Menu and Service Developer
Duties: Helps design and create new services. A good fit if: you are creative and practical. How to get there: Establish your creative capability and your practical understanding of spa-treatment design and implementation, all in support of the mission of your
spa.
• Collect ideas from other therapists and guests, conversation and reading.
• Make suggestions to the manager about service sequences, techniques
and products. Be sure to give credit to others where it’s due.
• Cultivate an organized, focused thought pattern and good communication skills so that you can promote your ideas and those of others.
• Learn about the practicalities of service availability, costs and revenue margins (this doesn’t require business training - just information and good practical sense).
• Be able to evaluate how a particular service expresses the philosophy of the organization.
• Listen, listen, listen to the guests, and make yourself their conduit to management.

Trainer
Duties: Responsible for providing training on implementation of service
protocols. A good fit if: you possess patience and the ability to articulate and demonstrate.
How to get there:
• Cultivate a team orientation. You have to want every trainee to succeed.
• Develop a calm demeanor and systematic, organized approach.
• Develop your ability to explain techniques clearly in few words so that you can coach unobtrusively and effectively.
• Know the answers, and if, on a rare occasion, you’re stumped, know where to find the answer. Learn everything there is to know about the products, principles, underlying theories and goals of every treatment you train on.
• Develop excellent assessment skills for the protection of both guest and spa.
• Be able to assess to a very fine degree the competence of staff being trained.

Staff Manager
Duties: Recruits workers, does scheduling, supervises internal and external continuing education, and generally oversees any activity in the area being supervised. A good fit if: you are efficient, and have strong organizational skills and emotional intelligence. How to get there: Demonstrate that you can see the big picture and solve problems, have a thorough understanding of the goals of the organization and the reality of the employees, and can motivate employees to give clients the experience they are paying for.

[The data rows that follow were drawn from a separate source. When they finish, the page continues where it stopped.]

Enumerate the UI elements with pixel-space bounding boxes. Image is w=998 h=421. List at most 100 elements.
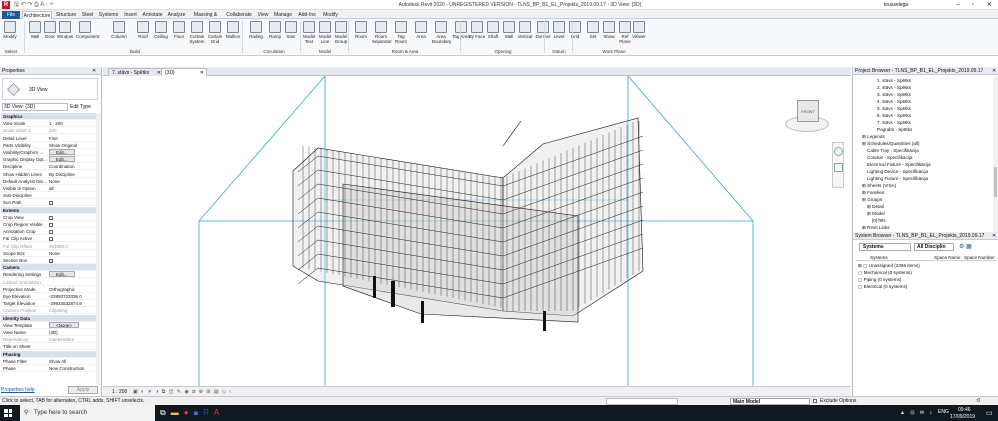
- tool-railing[interactable]: Railing: [247, 20, 265, 48]
- tool-stair[interactable]: Stair: [282, 20, 300, 48]
- property-row[interactable]: Annotation Crop: [1, 228, 97, 236]
- property-checkbox[interactable]: ✓: [49, 257, 96, 264]
- property-row[interactable]: Projection Mode Orthographic: [1, 286, 97, 293]
- tab-view[interactable]: View: [256, 11, 270, 19]
- property-value[interactable]: all: [49, 185, 96, 192]
- property-checkbox[interactable]: [49, 228, 96, 235]
- tab-7-stavs[interactable]: 7. stāvs - Spētks ✕: [108, 68, 164, 76]
- property-row[interactable]: View Scale 1 : 200: [1, 120, 97, 128]
- property-row[interactable]: Crop View: [1, 214, 97, 221]
- group-opening[interactable]: Opening: [462, 49, 544, 54]
- property-row[interactable]: View Name {3D}: [1, 329, 97, 336]
- tab-steel[interactable]: Steel: [80, 11, 95, 19]
- tool-floor[interactable]: Floor: [170, 20, 188, 48]
- tool-mullion[interactable]: Mullion: [224, 20, 242, 48]
- 3d-view-canvas[interactable]: FRONT: [103, 75, 851, 386]
- property-value[interactable]: None: [49, 178, 96, 185]
- edit-button[interactable]: Edit...: [49, 149, 75, 155]
- tree-item[interactable]: Lighting Device - Specifikācija: [867, 168, 928, 175]
- tree-item[interactable]: ⊞ Families: [862, 189, 884, 196]
- tree-item[interactable]: Lighting Fixture - Specifikācija: [867, 175, 928, 182]
- property-row[interactable]: Target Elevation -29934532874.8: [1, 300, 97, 308]
- tab-manage[interactable]: Manage: [272, 11, 294, 19]
- property-value[interactable]: Adjusting: [49, 307, 96, 314]
- tree-item[interactable]: 5. stāvs - Spētks: [877, 105, 911, 112]
- tree-item[interactable]: 6. stāvs - Spētks: [877, 112, 911, 119]
- col-space-name[interactable]: Space Name: [934, 254, 961, 261]
- property-row[interactable]: Graphic Display Opt... Edit...: [1, 156, 97, 164]
- building-model[interactable]: [292, 117, 644, 323]
- tree-item[interactable]: ⊞ Detail: [867, 203, 884, 210]
- language-indicator[interactable]: ENG: [938, 409, 949, 415]
- instance-selector[interactable]: 3D View: {3D}: [2, 103, 68, 111]
- tree-item[interactable]: ⊞ Legends: [862, 133, 885, 140]
- checkbox-icon[interactable]: [813, 398, 817, 403]
- tree-item[interactable]: Pagrabs - Spētks: [877, 126, 912, 133]
- tool-component[interactable]: Component: [76, 20, 99, 48]
- tree-item[interactable]: 1. stāvs - Spētks: [877, 77, 911, 84]
- tab-structure[interactable]: Structure: [54, 11, 78, 19]
- property-checkbox[interactable]: [49, 214, 96, 221]
- tool-grid[interactable]: Grid: [566, 20, 584, 48]
- chrome-icon[interactable]: ●: [184, 408, 194, 417]
- viewcube[interactable]: FRONT: [781, 94, 833, 134]
- property-row[interactable]: Visible In Option all: [1, 185, 97, 192]
- tool-viewer[interactable]: Viewer: [630, 20, 648, 48]
- tool-column[interactable]: Column: [110, 20, 128, 48]
- tree-item[interactable]: 4. stāvs - Spētks: [877, 98, 911, 105]
- close-icon[interactable]: ✕: [987, 0, 992, 10]
- tab-file[interactable]: File: [2, 11, 20, 19]
- tab-analyze[interactable]: Analyze: [166, 11, 187, 19]
- group-circulation[interactable]: Circulation: [244, 49, 304, 54]
- close-icon[interactable]: ✕: [92, 68, 96, 74]
- property-value[interactable]: Independent: [49, 336, 96, 343]
- property-row[interactable]: Eye Elevation -22893723336.0: [1, 293, 97, 300]
- navigation-bar[interactable]: [832, 142, 844, 188]
- tree-item[interactable]: ⊞ Groups: [862, 196, 882, 203]
- property-row[interactable]: Locked Orientation: [1, 279, 97, 286]
- design-option-select[interactable]: Main Model: [730, 398, 810, 405]
- property-row[interactable]: Phase Filter Show All: [1, 358, 97, 365]
- property-row[interactable]: Title on Sheet: [1, 343, 97, 351]
- property-row[interactable]: Default Analysis Dis... None: [1, 178, 97, 185]
- workset-field[interactable]: [606, 398, 678, 405]
- col-space-number[interactable]: Space Number: [964, 254, 995, 261]
- property-value[interactable]: -29934532874.8: [49, 300, 96, 307]
- property-value[interactable]: Show All: [49, 358, 96, 365]
- checkbox-icon[interactable]: [49, 237, 53, 242]
- tree-item[interactable]: ⊞ Model: [867, 210, 885, 217]
- property-edit-button[interactable]: Edit...: [49, 149, 96, 156]
- system-row[interactable]: ▢ Mechanical (0 systems): [858, 269, 912, 276]
- properties-scrollbar[interactable]: [96, 113, 100, 385]
- property-row[interactable]: Discipline Coordination: [1, 163, 97, 171]
- system-row[interactable]: ▢ Electrical (0 systems): [858, 283, 907, 290]
- revit-logo-icon[interactable]: R: [2, 1, 10, 9]
- group-room-area[interactable]: Room & Area: [350, 49, 460, 54]
- tree-item[interactable]: Electrical Fixture - Specifikācija: [867, 161, 931, 168]
- type-selector[interactable]: 3D View: [2, 78, 98, 100]
- checkbox-icon[interactable]: [49, 215, 53, 220]
- close-icon[interactable]: ✕: [992, 233, 996, 239]
- group-select[interactable]: Select: [1, 49, 21, 54]
- tool-area[interactable]: Area: [412, 20, 430, 48]
- tool-area-boundary[interactable]: Area Boundary: [432, 20, 451, 48]
- start-icon[interactable]: [4, 409, 12, 417]
- file-explorer-icon[interactable]: ▬: [171, 408, 184, 417]
- group-datum[interactable]: Datum: [546, 49, 572, 54]
- quick-access-toolbar[interactable]: 🖫 ↶ ↷ ⎙ A ◦ ⌖: [14, 1, 54, 9]
- checkbox-icon[interactable]: [49, 201, 53, 206]
- tool-room-separator[interactable]: Room Separator: [372, 20, 392, 48]
- property-row[interactable]: Far Clip Active: [1, 235, 97, 243]
- tool-modify[interactable]: Modify: [1, 20, 19, 48]
- browser-scrollbar[interactable]: [993, 77, 998, 232]
- tree-item[interactable]: ⊞ Revit Links: [862, 224, 890, 231]
- property-row[interactable]: Crop Region Visible: [1, 221, 97, 228]
- property-row[interactable]: Scope Box None: [1, 250, 97, 257]
- property-row[interactable]: Section Box ✓: [1, 257, 97, 264]
- tree-item[interactable]: 7. stāvs - Spētks: [877, 119, 911, 126]
- tool-ceiling[interactable]: Ceiling: [152, 20, 170, 48]
- tool-window[interactable]: Window: [56, 20, 74, 48]
- edit-button[interactable]: <None>: [49, 321, 80, 328]
- property-row[interactable]: Show Hidden Lines By Discipline: [1, 171, 97, 178]
- clock-time[interactable]: 09:46: [958, 407, 971, 413]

• Understand the environment you’re working in, top to bottom, from your employer’s finances down to the smallest practical details.
• Be forthright about what you don’t know.
• Understand the challenges and advantages of being a therapist, an employee and a part of the organization.
• Understand how the organization as a whole works. Learn everything you can about the industry and your competitors.
• Cultivate the ability to see how systems can change to provide a better experience for the guest.
• Motivate employees to deliver the message your organization wants to send to guests. Inspire employees to support the spa’s mission.
• Never lose sight of the experiential nature of the business and the stressful nature of care giving. Assist therapists in any way you can to help them do their jobs.

Spa lessons
This is a great time to get into the spa field. Even if, right now, you’re a technician doing a few treatments a couple days a week, your potential in the industry is whatever you want it to be. But no matter which way you go, you must take control of your own destiny and choose your battles if you want to succeed. The career that grows organically out of your strengths and desires is one that will make you happy. Our industry is all about transformation, self-discovery and personal growth—and not just for our guests. Spa is a work environment in which self-realization is a very real possibility.